Posted by B.L.Renfrow on February 19, 2004 at 14:37:14:
Has the first begun foreclosure? If not, the second may not be as motivated to discount as they would if foreclosure was imminent. If the first is only behind one month, it’s not likely they’re close to foreclosing. However, given the payment history with the second, the lender may be motivated to cut their losses. Or, they may not.
Buying the note and paying it off at a discount are not the same thing, although for an investor’s purpose, it may not matter greatly which way you go.
If you buy the note, you are simply stepping into the lender’s shoes. The mortgagor remains responsible for the debt. Then, you can either foreclose yourself, bring the first current and continue making payments to protect your position as a junior lienholder, cancel the debt, restructure it or any of a number of other things.

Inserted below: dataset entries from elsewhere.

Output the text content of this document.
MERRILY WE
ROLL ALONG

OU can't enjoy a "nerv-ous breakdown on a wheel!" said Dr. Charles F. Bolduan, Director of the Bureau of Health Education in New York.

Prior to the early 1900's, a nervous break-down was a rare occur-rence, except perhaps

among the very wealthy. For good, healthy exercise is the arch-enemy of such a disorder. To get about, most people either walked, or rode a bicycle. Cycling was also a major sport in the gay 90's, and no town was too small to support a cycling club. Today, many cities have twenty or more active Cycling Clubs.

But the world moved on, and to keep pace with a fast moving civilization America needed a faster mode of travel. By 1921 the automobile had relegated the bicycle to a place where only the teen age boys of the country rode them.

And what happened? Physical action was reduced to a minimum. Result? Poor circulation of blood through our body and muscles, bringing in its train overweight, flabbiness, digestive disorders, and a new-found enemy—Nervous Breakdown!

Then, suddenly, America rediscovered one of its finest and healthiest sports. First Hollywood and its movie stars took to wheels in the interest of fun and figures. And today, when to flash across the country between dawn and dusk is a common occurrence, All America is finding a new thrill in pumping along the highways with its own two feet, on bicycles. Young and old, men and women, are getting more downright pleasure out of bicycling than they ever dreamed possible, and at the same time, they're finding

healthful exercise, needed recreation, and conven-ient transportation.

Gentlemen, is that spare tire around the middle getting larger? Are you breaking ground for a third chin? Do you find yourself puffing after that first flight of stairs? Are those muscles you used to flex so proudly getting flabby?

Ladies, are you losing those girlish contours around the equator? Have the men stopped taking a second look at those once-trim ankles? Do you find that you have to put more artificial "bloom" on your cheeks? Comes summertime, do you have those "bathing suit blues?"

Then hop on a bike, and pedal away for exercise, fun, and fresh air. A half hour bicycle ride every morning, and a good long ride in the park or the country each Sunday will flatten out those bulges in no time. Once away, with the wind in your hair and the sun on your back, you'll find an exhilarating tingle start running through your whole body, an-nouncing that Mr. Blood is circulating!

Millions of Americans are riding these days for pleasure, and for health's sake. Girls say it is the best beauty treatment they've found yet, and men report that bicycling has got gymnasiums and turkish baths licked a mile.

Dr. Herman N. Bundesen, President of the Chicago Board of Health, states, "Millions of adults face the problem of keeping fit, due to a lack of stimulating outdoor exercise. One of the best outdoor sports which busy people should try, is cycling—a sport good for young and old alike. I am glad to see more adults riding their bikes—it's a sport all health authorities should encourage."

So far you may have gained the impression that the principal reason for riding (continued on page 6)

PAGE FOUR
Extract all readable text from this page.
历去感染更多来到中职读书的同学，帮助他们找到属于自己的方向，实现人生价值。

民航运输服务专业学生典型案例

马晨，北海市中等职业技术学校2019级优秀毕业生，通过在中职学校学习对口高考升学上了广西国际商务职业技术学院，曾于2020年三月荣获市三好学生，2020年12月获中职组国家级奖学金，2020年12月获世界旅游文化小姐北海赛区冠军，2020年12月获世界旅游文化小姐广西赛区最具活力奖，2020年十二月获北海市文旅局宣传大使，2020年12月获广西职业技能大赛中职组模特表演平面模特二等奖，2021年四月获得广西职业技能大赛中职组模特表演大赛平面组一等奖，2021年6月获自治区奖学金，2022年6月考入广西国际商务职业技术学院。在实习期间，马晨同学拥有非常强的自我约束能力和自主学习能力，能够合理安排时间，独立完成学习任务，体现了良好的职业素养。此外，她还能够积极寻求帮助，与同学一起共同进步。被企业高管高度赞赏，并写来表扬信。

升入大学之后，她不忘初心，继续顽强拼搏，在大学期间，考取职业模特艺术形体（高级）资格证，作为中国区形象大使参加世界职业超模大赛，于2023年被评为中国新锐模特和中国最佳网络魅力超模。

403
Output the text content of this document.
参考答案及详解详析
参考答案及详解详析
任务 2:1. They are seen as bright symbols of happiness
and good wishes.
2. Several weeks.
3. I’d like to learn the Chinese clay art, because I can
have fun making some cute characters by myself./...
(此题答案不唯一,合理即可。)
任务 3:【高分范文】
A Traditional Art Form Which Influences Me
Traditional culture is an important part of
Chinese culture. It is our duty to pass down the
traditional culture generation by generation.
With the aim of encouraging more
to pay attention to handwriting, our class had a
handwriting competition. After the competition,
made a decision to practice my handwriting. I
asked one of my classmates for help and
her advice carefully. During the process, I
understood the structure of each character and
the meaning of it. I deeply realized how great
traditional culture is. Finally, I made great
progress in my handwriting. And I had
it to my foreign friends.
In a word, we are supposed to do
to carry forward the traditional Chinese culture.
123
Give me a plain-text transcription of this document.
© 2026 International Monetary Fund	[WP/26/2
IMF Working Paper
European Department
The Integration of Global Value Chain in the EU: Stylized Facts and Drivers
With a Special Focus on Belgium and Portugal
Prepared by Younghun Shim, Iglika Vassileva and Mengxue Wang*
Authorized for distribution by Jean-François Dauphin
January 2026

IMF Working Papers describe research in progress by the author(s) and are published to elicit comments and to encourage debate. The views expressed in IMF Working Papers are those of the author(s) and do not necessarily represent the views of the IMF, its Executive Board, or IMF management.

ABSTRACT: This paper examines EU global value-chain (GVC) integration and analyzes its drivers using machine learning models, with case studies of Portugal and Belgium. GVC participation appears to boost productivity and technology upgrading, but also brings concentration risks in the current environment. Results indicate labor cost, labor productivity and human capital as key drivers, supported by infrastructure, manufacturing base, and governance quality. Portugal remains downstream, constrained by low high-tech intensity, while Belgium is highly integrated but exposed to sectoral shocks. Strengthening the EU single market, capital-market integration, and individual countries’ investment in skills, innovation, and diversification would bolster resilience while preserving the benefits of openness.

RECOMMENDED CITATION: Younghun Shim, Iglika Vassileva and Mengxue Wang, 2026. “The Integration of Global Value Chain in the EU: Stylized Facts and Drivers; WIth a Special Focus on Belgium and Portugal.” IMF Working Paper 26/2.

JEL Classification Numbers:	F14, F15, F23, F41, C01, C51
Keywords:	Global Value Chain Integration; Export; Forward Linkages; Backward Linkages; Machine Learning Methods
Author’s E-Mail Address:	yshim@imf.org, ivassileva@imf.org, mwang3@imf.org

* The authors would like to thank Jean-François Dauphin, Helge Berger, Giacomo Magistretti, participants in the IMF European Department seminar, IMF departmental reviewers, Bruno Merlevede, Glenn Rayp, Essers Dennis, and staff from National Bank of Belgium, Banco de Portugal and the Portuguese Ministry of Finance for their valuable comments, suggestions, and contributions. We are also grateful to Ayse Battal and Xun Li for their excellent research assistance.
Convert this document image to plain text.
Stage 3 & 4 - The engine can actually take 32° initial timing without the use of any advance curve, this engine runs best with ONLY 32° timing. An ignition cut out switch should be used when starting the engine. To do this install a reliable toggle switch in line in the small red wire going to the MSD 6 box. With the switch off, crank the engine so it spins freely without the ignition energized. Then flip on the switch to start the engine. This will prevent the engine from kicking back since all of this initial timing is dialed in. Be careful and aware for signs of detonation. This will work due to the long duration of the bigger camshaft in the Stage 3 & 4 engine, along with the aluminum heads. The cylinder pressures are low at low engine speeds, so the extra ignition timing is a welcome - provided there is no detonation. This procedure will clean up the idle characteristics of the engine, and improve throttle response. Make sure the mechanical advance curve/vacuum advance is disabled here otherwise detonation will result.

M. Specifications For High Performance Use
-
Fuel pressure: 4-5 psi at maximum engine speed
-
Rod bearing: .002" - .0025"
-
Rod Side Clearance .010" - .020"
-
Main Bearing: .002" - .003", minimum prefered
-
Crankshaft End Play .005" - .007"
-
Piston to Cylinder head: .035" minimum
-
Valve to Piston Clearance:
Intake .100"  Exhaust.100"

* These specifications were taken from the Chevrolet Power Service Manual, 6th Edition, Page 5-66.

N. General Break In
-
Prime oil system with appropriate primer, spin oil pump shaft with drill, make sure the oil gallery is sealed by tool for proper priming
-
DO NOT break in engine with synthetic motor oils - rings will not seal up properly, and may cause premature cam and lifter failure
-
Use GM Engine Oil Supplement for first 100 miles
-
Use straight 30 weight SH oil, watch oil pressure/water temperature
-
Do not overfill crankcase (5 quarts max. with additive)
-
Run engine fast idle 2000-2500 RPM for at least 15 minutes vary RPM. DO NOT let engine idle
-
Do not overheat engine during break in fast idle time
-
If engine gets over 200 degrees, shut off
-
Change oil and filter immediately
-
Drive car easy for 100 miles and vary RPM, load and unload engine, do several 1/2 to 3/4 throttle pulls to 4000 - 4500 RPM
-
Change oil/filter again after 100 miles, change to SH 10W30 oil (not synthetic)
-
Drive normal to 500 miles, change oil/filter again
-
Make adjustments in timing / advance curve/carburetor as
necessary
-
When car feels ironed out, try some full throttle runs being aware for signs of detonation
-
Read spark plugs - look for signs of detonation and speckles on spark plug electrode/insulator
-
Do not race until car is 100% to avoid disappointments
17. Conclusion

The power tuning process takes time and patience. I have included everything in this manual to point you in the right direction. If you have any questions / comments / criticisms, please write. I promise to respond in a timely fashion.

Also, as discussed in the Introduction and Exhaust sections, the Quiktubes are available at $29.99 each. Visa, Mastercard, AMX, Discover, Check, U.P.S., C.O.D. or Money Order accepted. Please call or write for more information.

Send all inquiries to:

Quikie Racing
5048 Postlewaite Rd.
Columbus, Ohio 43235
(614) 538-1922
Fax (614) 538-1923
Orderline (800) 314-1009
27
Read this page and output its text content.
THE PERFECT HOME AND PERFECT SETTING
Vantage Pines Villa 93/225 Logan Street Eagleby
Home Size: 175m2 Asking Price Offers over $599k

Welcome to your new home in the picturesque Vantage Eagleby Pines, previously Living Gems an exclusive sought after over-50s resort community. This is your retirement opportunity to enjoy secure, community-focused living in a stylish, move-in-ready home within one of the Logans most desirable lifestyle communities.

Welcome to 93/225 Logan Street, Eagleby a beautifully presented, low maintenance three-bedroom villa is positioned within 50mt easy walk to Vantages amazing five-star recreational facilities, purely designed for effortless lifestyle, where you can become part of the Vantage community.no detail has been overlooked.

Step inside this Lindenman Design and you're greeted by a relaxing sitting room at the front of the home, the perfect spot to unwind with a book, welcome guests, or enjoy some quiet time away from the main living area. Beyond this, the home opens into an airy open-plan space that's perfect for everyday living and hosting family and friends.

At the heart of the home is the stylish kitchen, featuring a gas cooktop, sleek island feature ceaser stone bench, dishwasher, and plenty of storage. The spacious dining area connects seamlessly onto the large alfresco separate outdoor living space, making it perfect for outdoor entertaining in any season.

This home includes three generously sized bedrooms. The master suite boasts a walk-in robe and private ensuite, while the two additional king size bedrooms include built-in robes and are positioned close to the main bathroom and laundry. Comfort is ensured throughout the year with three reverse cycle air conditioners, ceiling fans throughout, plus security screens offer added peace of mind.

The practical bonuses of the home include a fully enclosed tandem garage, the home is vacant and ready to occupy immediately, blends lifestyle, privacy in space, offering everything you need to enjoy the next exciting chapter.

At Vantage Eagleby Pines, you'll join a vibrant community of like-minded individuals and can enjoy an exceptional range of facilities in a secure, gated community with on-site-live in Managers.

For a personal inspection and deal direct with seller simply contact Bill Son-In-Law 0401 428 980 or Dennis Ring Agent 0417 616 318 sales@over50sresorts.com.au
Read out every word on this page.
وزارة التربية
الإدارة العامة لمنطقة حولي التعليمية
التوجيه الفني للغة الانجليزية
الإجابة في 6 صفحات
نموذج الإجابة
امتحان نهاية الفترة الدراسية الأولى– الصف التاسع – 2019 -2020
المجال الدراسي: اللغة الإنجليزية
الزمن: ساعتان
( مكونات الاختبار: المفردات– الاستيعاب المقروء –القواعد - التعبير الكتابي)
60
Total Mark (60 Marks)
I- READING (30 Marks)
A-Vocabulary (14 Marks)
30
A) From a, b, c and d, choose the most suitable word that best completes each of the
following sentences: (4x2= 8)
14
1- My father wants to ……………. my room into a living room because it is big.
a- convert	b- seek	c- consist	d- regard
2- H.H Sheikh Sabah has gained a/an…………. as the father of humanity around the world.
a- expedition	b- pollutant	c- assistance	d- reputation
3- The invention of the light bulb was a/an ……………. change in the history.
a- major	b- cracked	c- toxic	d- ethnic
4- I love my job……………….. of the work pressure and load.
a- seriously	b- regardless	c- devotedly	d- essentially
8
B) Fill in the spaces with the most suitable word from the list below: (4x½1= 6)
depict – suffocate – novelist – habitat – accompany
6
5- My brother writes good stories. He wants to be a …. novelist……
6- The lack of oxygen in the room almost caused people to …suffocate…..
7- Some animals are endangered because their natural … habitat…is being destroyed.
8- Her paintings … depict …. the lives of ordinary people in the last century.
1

If the lender accepts a discounted payoff, the loan, obviously, is paid off.
My feeling is that buying the note is usually preferable, simply because it gives you more options. A lot depends on the lender. As a matter of policy, some will sell their notes, some will accept only a payoff, some will do both and some neither.
Is your offer too high to start with? Probably. I’d start by offering 8-10 cents on the dollar. You can always go up if it makes sense to do so. But if the first forecloses, the second usually stands to be wiped out, so starting low makes sense.